Which Questions Are Anthropic Questions?

I will try to keep this shot, just want to use some simple problems to point out what I think is a commonly overlooked point in anthropic discussions.

1. The Room Assignment Problem

You are among 100 people waiting in a hallway. The hallway leads to a hundred rooms numbered from 1 to 100. All of you are knocked out by a sleeping gas and each put into a random/​unknown room. After waking up, what is the probability that you are in room No. 1?

This is just an ordinary probability question. All room numbers are symmetrical, the answer is simply 1%. It is also easy to imagine taking part in similar room-assigning experiments a great number of times, the relative fraction of you waking up in room No.1, or any other number, would approach 1%.

It is safe to say this is not an anthropic question. Even for people with the metaphysical stance that all probabilities are anthropic, it is undeniable that we have been solving such questions successfully without any anthropic considerations.

2. The Incubator

An incubator enters the hallway. It will enter room No.1 and creat a person in it then does the same for the other 99 rooms. It turns out you are one of the people the incubator has just created. You wake up in a room and is made aware of the experiment setup. What is the probability that you are in room No.1?

While this question may seem trivial, it is an anthropic question. In ordinary problems like Question 1, an event refers to a unique experiment outcome, a distinct possible world. But this incubator problem, objectively speaking, is deterministic. Knowing the exact process from a god’s eye view still leaves uncertainty because the uncertainty comes from the fact that you are unsure of your own location in this only world, e.g. which physical person is the subjective self. This kind of same-world event is the crux of anthropic paradoxes. E.g. the sleeping beauty problem is special because of the two awakenings both in the Tails world.

Also worth noting the frequentist model is much trickier to imagine. While the incubator has no problem performing this job ten thousand times, and creating a million people in the process, it seems absurd to say you are one of the people created in each experiment, that you are ten thousand people. Obviously, this is not a run-of-the-mill question.

3. Incubator + Room Assignment

This time the incubator creats 100 people in the hall way, you are among the 100 people created. Each person is then assigned to a random room. What is the probability that you are in Room 1?

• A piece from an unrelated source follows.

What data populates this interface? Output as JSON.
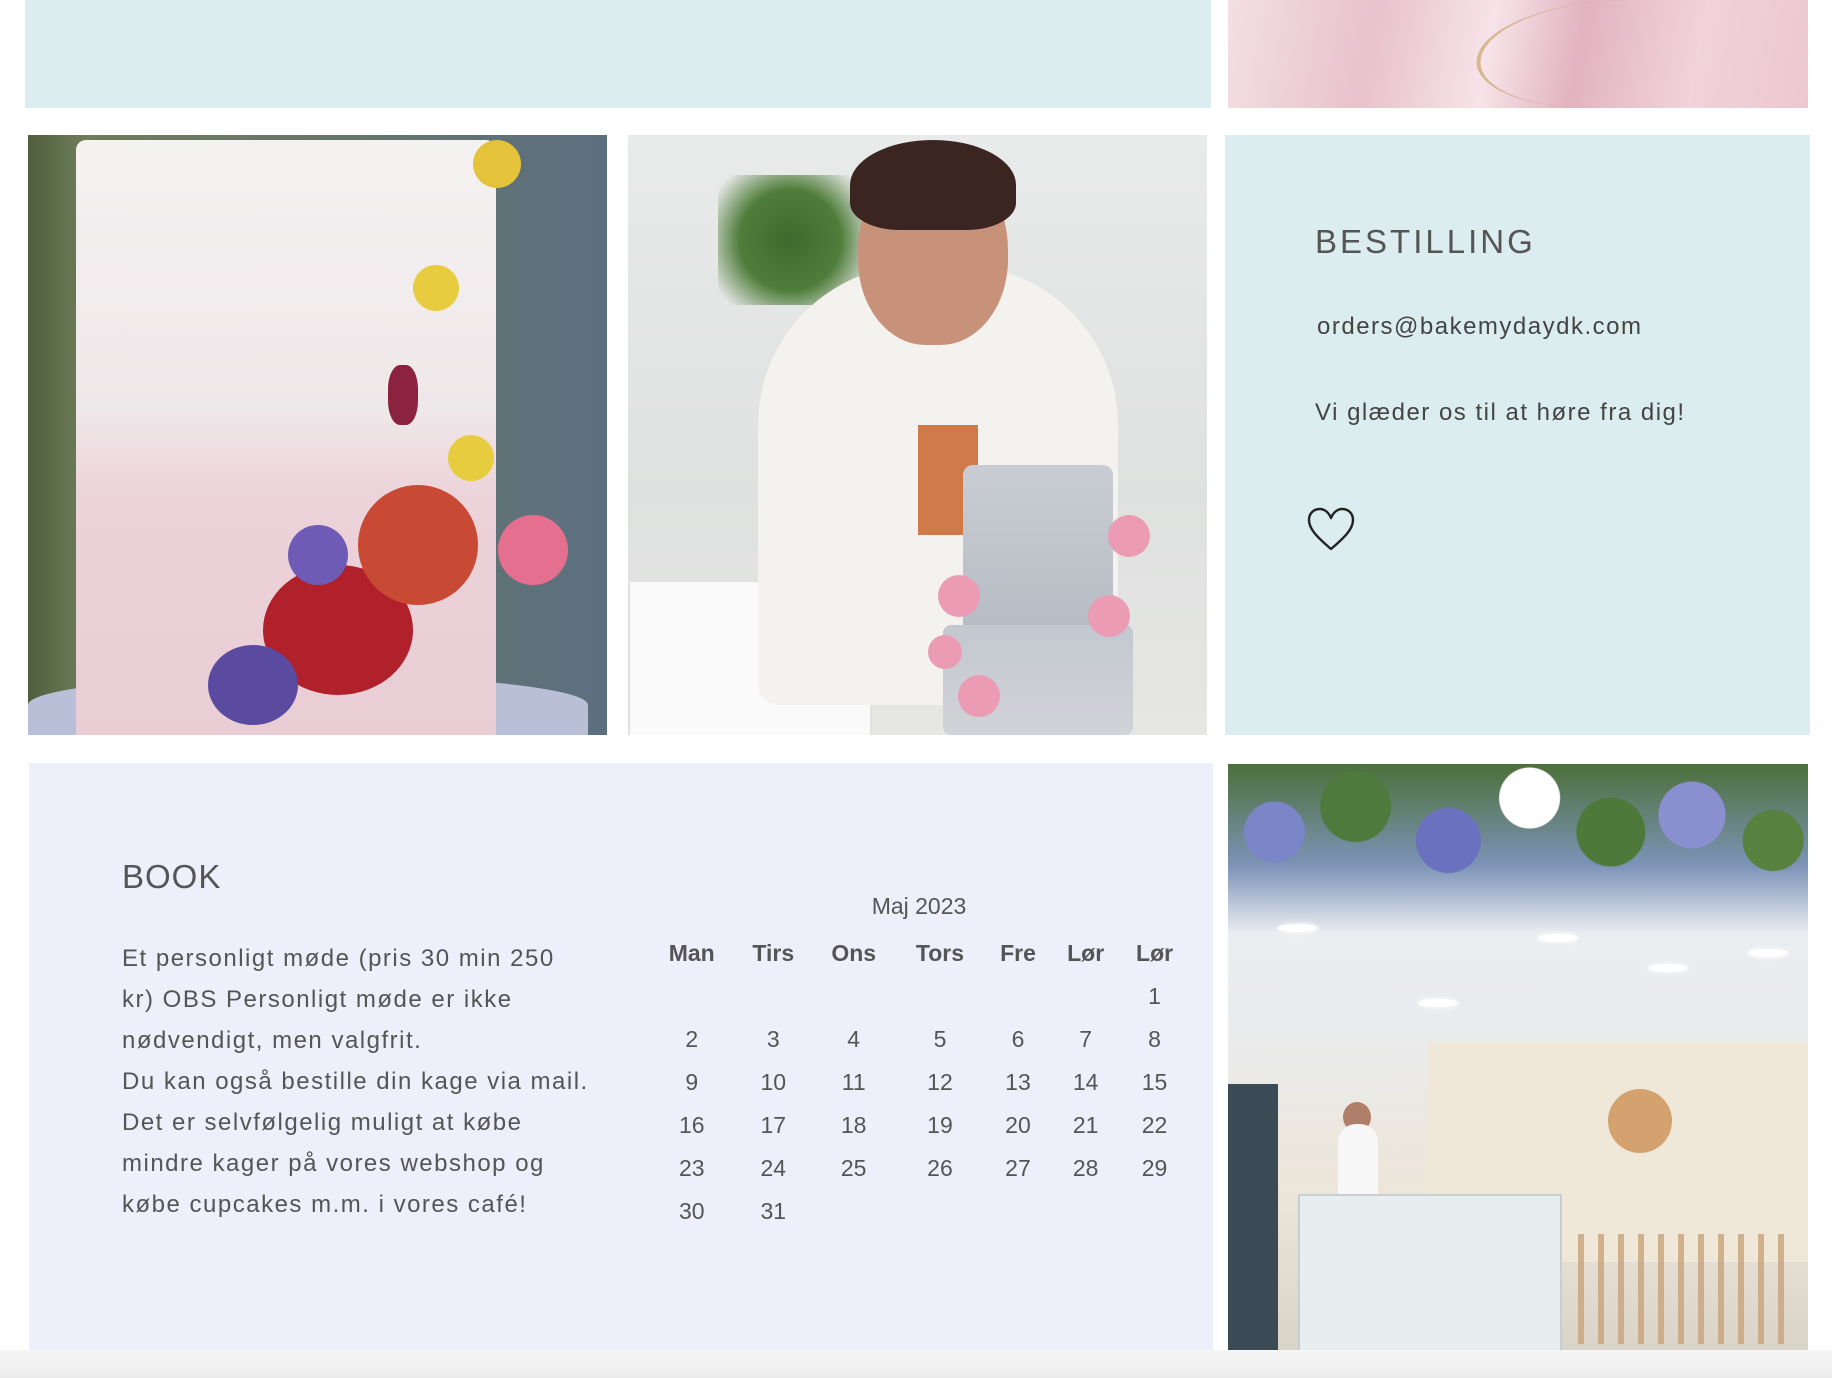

This is just an ordinary probability question. In fact, it is Question 1 with some background story of how you got in the hallway before the experiment began. Whether you were there because of the incubator or some other process does not affect the room-assigning process. Different room numbers still reflect unique assignments and different possible worlds.

Instead of taking which physical person is the self as a given fact, some might want to treat it the same way as in Question 2, implying besides the room assignment process, the uncertainty also comes from which physical person the self is. This would lead to undesirable consequences. However, that is not the focus of this post. Even if one endorses this approach it is undeniable that Questions 2 and 3 are different in nature. The former’s uncertainty entirely depends on the single-world self-location while the latter doesn’t.

Discussion

Almost all anthropic discussions implicitly treat Questions 2 and 3 as the same problem not worth differentiating. Some, e.g. Nick Bostrom IMSMR, explicitly stated that they ought to be regarded as equivalent. But this position is not accompanied by any explanation. It is treated as an intuitive thing to simply accept.

But such equivalency links anthropic problems with ordinary ones. It requires justification. One possible justification, which I think is also one major reason why the equivalency seems so intuitive, is that all popular anthropic theories, including both SSA and SIA, as long as they consider the self as a random sample, would treat Question 2 the same way as Question 1. From this, it follows Question 2 and 3 are equivalent as well.

In reality, however, the arguments sometimes take the opposite direction. People take the equivalency as an indisputable fact and from there argue for the credibility of common anthropic assumptions. Without an independent justification for the purposed equivalency, this logic is circular.